Dünkü yapılan ATSO Meclis Toplantısında imar affı konusu bir kez daha gündeme geldi. ATSO Başkanı Çetin, SİT alanlarına inşaatlar yapıldığı uyarısı yapınca, toplantıya konuk olarak katılan Antalya Valisi Münir Karaloğlu imar yasasına uymayan yapıları yıktıklarını, yıkmaya devam edeceklerini; ancak, konunun asıl muhatabının belediyeler olduğunu söyledi. Karaloğlu, "Sizin aracılığınızla belediyeleri görev ve sorumluluklarını yerine getirmeye davet ediyorum" diye de ekledi.

HUKUK MANİPÜLASYONU

Belediyeler sözü geçen görev ve sorumluluğu ne ölçüde yerine getirirler? Belediyelerin bu konuda duyarlı olacaklarına dair sizi bilmem ama benim inancım yeterli değil. "İmar barışı" adıyla meşruiyet kazandırılan imar affı, 1 Ocak 2018'den önceki yapıları kapsıyormuş. Karaloğlu'nun "yıktık, yıkacağız" dediği yapılar bu tarihten sonraki yapıları kapsıyor. Bundan önceki yapıların, daha doğrusu kaçak yapıların, SİT alanlarında olanları yok mu? Bunları yıkmayıp, 1 Ocaktan sonrakileri yıkmak, sonrakilere haksızlık sayılmaz mı? Kaçak yapıyı, "filan tarihten önce" yapılmış olması kaçak olmaktan çıkarır, o tarihten sonraki kaçak yapıdan farklı kılar mı? Öncekiyle aynı olan sonraki, öncekinden farklı olabilir mi? Burada düz mantık yoksa, mantık manipülasyonu var.

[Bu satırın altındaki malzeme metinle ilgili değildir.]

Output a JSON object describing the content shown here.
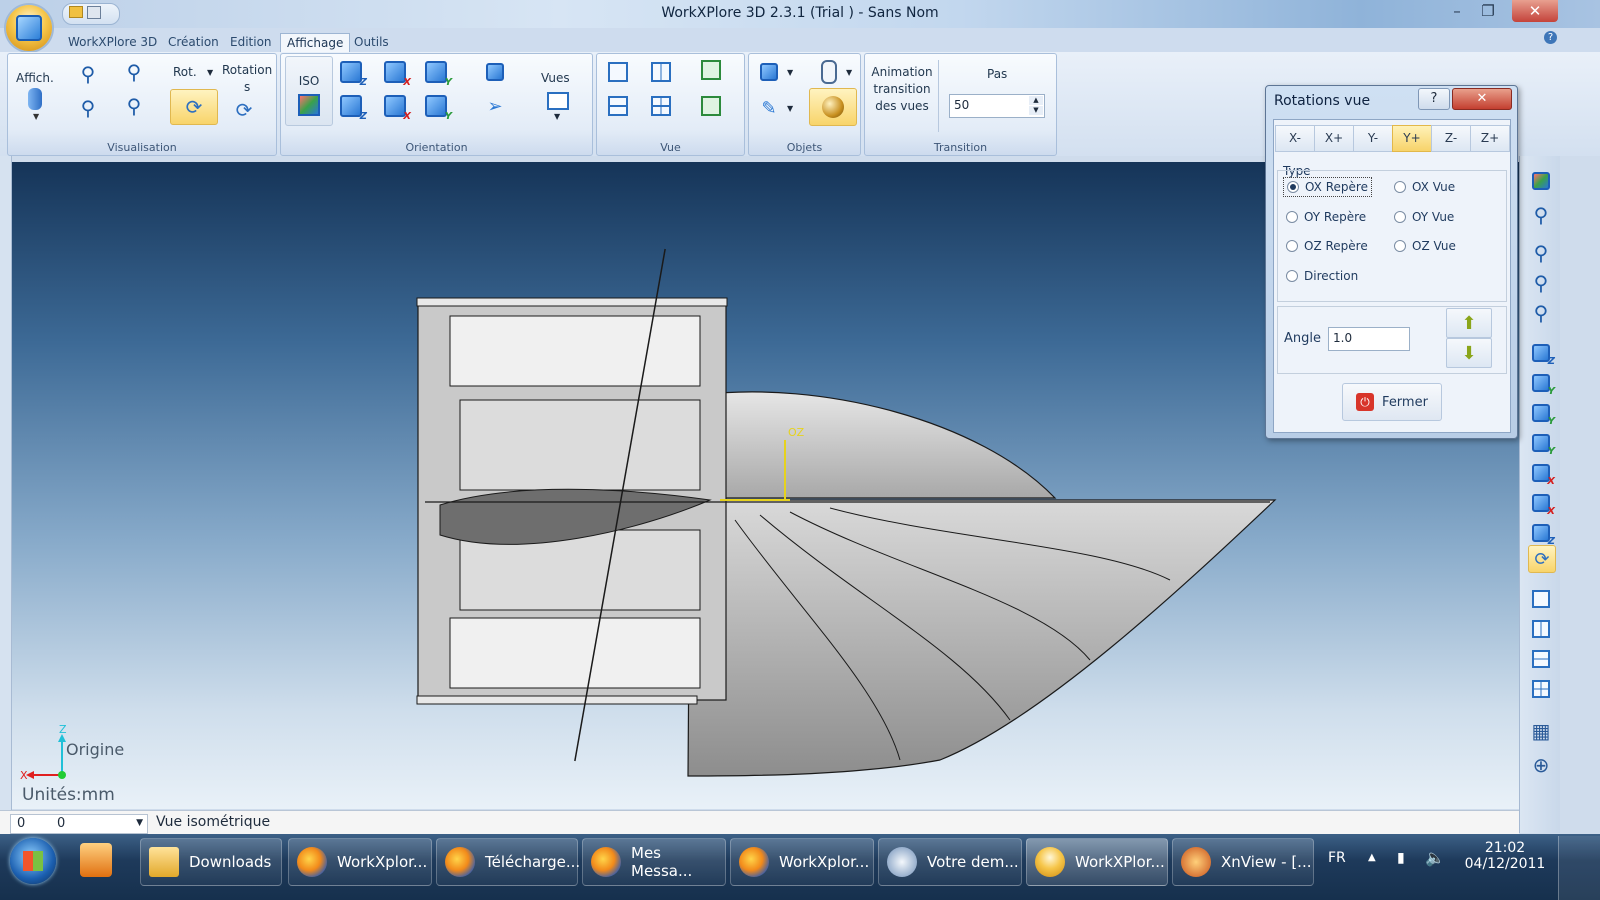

'UCUBE APARTMANLAR' N'OLACAK?

Manavgat Belediye Başkanı, Side'nin göbeğindeki ucube apartmanlardan söz etmişti. Bu ucubelerden 60 civarında Antalya Kaleiçi'nde de var. Bu ucubeler kendilerini yenileyerek yerinde durmaya devam ederken, Kaleiçi’nin UNESCO Dünya Miras Listesi’nde yer alması talebimizi bu mantığa mı dayandırıp, gerekçelendireceğiz?

HİÇ DEĞİLSE ONLAR

Meslek Odaları imar affı konusunu Anayasaya aykırı olduğu gerekçesiyle yargıya taşıdı. Kanunu, kanun hükmünde kararnamelerle hükümsüz kılarak alınan bir karar, hukuki, anayasaya uygun olabilir mi? Mahkeme, olamaz deyip, imar affıyla ilgili kararı iptal etti diyelim; o zaman ne olacak? Bu durum, imar affından yararlanan 13 milyona yakın yapının kaçaklığının tescil edildiği, bunlar üzerinde daha başka işlem yapılamayacağı anlamına gelmez mi? "Söz konusu ülke Türkiye ise, gelmez" dediğinizi duyar gibiyim. Hukuka, hukukun işleyişine ilişkin refleksimiz bu hale geldiyse, bu işleri "hukukuna" uyduranlara söyleyecek çok şeyimiz kalmıyor. Yine de hiç bir şey söylememiş olalım: Hiç değilse SİT alanındakiler ve de 1 Ocak'tan sonrakiler yıkılsın.